The police didn’t stop at not acting; they encouraged another police department not to act. The Sheriff’s Department of Cheyenne County Colorado was contacted by the Englewood Wood Police Department. The story the Sheriff told my sister is different than the one he told the Colorado Bureau of Investigation. The story the Englewood Police told the Colorado Bureau of Investigation is different than they told me. They all differ from the story my sister heard from my mother. I am going to tell you the story as best I can figure it out.

After the murder of his friend, Jim began to threaten to kill people. Sherriff of Cheyenne County Virgil Drescher told him to leave town, even though he knew Jim was drunk. Jim then started the two hour drive from Cheyenne Wells, CO to Denver, CO. Between those two points is a city called Englewood. The Englewood Police stopped Jim for driving drunk after he brought himself to the police’s attention when he made an illegal U turn. Jim convinced the police officer that he was distraught from the death of his son, who had been murdered recently. The police officer called Sheriff Virgil Drescher who told the police officer that there in fact was a murder and he in fact sent Jim out of town. Taking compassion on Jim, the police officer did not impound his truck, did not arrest him, and wrote him a ticket for not having insurance. He then drove the Jim to a friend’s house.

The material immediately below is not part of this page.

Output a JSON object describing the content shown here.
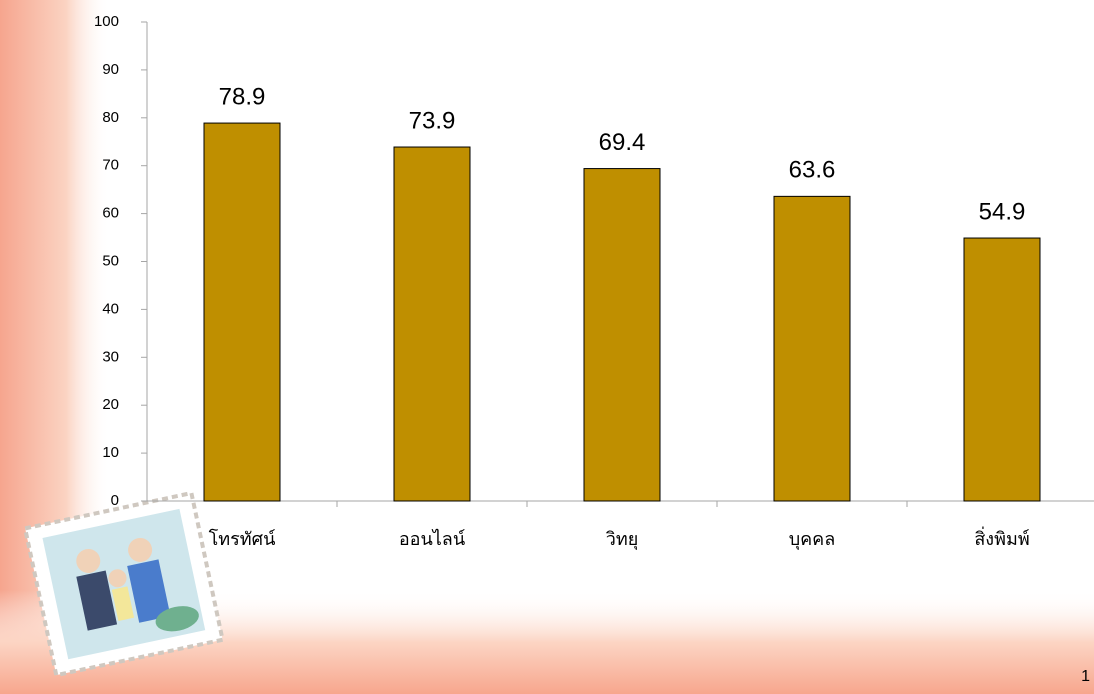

The Sheriff, Virgil Drescher, was not only unable to make an arrest, he prevented a legitimate one from being made. This isn’t the first time the police have let us down. A number of years ago I called the Yuma County Sheriff, whose name I can no longer remember, because Jim had a warrant out for his arrest in his county. I was told, “He is too expensive to house. We can’t afford the eye surgery he needs.” Jim did not need eye surgery, he needed to be arrested. We called the Wisconsin State Police to come and pick him up on a warrant they have for his arrest there. They told me they don’t extradite over misdemeanors. What is the rumor about what passes for a misdemeanor in Wisconsin? Jim held people hostage in a trailer. Even if regular old trailer trash doesn’t warrant a felony, doesn’t a police officer? One day Jim held a gun to a police officer in Straton. Eventually the felony menacing charges were dropped.

I only have one true family member, my sister. We have been abandoned by every person who was supposed to care for us but we have always had each other. I would do anything in the world to protect her, anything.

Jim has started another cycle of terror against my sister. We have begged the police to act. We begged the Mayor of Cheyenne Wells to act. We asked the City Employees to act. We asked the County Council. We have begged legislators to make them act. We have begged the governor to act. In Colorado the police aren’t even responsible to enforce restraining orders. It is every woman for herself in Colorado. No one will act. Reasonable efforts have been made and now decent people like me are left with nowhere to turn and only indecent options left.